For instance, Southeast markets, such as Vietnam, the Philippines, and Cambodia, have certain restrictions on foreign direct investment (FDI). This means foreign investors are required to have both stakeholders and local partners to be approved before they set up a company in Vietnam

In addition to above, corruption is also a real threat that businesses moving Southeast Asia need to consider to ensure a smooth setup of their business. 

Pro tip: Do your research well in advance to know how you can enter a market. 

  1. Recruitment risks

Finding the right employees to boost your business is hard. But, there are additional risks and challenges in Southeast Asia such as distinct levels of education, relevant industry experience, and language constraints.

One of the core objectives of the economic community of ASEAN is to have a free flow of skilled labour. However, this is still in the proposal stage. The ASEAN nations have their regulations, often strict and unclear when it comes to employing foreign talents. 

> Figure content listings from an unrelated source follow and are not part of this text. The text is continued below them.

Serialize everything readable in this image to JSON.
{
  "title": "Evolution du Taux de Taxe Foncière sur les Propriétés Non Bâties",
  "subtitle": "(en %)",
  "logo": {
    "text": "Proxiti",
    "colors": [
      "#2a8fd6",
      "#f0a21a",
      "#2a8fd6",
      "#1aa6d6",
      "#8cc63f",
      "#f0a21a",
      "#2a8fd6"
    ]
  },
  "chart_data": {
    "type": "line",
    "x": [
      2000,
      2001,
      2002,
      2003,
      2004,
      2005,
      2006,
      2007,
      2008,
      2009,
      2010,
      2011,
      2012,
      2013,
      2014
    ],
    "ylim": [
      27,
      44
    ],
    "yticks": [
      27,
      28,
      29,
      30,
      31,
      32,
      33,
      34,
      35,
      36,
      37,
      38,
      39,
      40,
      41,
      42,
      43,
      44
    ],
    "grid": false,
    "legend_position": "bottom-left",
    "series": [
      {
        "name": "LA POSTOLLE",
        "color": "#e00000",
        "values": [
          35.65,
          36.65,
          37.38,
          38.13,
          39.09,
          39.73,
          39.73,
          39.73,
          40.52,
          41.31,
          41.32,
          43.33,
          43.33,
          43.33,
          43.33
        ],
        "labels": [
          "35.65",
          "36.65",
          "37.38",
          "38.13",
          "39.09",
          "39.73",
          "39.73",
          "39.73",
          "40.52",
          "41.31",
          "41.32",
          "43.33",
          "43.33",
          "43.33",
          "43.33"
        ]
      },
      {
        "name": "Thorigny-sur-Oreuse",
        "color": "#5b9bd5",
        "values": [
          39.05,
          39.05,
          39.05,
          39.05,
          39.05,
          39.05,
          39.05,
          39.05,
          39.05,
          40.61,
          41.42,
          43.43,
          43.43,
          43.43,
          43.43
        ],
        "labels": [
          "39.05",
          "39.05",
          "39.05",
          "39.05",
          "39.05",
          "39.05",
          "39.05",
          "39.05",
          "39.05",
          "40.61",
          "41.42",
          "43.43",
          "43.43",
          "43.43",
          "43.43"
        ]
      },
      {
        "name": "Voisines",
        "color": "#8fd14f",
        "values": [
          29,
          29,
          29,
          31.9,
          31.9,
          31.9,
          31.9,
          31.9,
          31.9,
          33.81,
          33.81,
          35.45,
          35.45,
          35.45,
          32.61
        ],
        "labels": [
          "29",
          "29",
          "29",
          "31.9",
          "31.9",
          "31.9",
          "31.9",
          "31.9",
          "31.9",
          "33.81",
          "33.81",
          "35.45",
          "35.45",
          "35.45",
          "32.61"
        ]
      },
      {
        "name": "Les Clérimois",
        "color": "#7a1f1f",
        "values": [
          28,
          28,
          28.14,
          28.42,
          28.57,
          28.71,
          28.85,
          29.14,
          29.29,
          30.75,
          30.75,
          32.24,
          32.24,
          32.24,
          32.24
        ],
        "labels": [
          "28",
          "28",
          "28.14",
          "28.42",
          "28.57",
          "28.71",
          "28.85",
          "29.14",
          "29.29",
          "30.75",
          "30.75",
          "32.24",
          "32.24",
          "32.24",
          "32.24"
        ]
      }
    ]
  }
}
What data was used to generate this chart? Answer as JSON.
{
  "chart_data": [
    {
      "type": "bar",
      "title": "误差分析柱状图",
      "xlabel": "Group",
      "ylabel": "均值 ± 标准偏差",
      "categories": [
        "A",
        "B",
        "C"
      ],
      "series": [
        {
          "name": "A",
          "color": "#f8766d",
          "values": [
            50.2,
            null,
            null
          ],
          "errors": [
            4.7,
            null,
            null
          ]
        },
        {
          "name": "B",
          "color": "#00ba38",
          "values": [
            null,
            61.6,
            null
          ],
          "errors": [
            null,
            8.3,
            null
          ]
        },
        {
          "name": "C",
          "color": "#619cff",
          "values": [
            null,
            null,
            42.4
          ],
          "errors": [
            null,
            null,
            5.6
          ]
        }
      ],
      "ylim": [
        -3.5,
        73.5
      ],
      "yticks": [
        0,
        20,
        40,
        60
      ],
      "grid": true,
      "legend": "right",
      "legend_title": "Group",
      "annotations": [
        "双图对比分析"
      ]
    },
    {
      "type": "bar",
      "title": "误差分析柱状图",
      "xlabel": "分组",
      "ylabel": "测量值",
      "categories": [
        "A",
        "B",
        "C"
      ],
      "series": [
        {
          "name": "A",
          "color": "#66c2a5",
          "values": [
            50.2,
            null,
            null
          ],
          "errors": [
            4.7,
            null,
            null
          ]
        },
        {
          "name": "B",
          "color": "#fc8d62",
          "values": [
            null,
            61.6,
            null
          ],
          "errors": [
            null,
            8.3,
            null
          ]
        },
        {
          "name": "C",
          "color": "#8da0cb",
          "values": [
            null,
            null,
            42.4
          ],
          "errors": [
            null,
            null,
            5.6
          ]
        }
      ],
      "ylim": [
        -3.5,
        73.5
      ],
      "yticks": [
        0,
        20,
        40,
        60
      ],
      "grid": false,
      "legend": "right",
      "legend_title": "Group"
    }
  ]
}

For instance, the Ministry of Manpower of Singapore has a self-assessment employment test which tells you whether someone is fit to get an employment pass in Singapore or not.

Therefore, before setting up your business in Southeast Asia, check whether it is feasible to relocate staff or hire foreign workers to operate in-country.

  1. Different timescales

Western companies work as per the project deadlines. However, starting up a business in the East may not allow you to set project timelines.  In case, you want to manage your timeline, you have to adjust your schedule. Some fields that may take time to manage are:

  • Immigration
  • Import licencing 
  • Documentation for business licencing 
  • Government legal rules & policies

Before entering a new region, make sure your timelines are genuine to deal with shareholder expectations.

  1. Various challenges

Opportunities always come with potential challenges to overcome. 

Do your homework well in advance to understand the business environment and the culture of your target country. Some of the challenges you are likely to face are:

  • The economic difference, as some of the markets are far progressive than others;
  • Different complexity levels of doing business across the markets: there are well-developed business centres such as Indonesia and some markets that have just opened to foreign investment, such a Cambodia and Myanmar;
  • Local and regional regulations such as licence requirements and data protection rules;
  • Government help for foreign businesses – this depends on the chosen country. Some have simple laws while others have bureaucratic laws that may hinder the process to register a company.

It’s important to know that the rules of one country would be different from the next target country. 

In the end…

Most companies looking to invest in ASEAN market choose Indonesia or Vietnam as a launchpad.  These countries have efficient government agencies, growing middle-class, better economic growth, and the great business environment compared to most of the neighbouring countries.

Whichever market you choose, it’s always better to do some homework to overcome challenges that may hinder the process of setting up a company.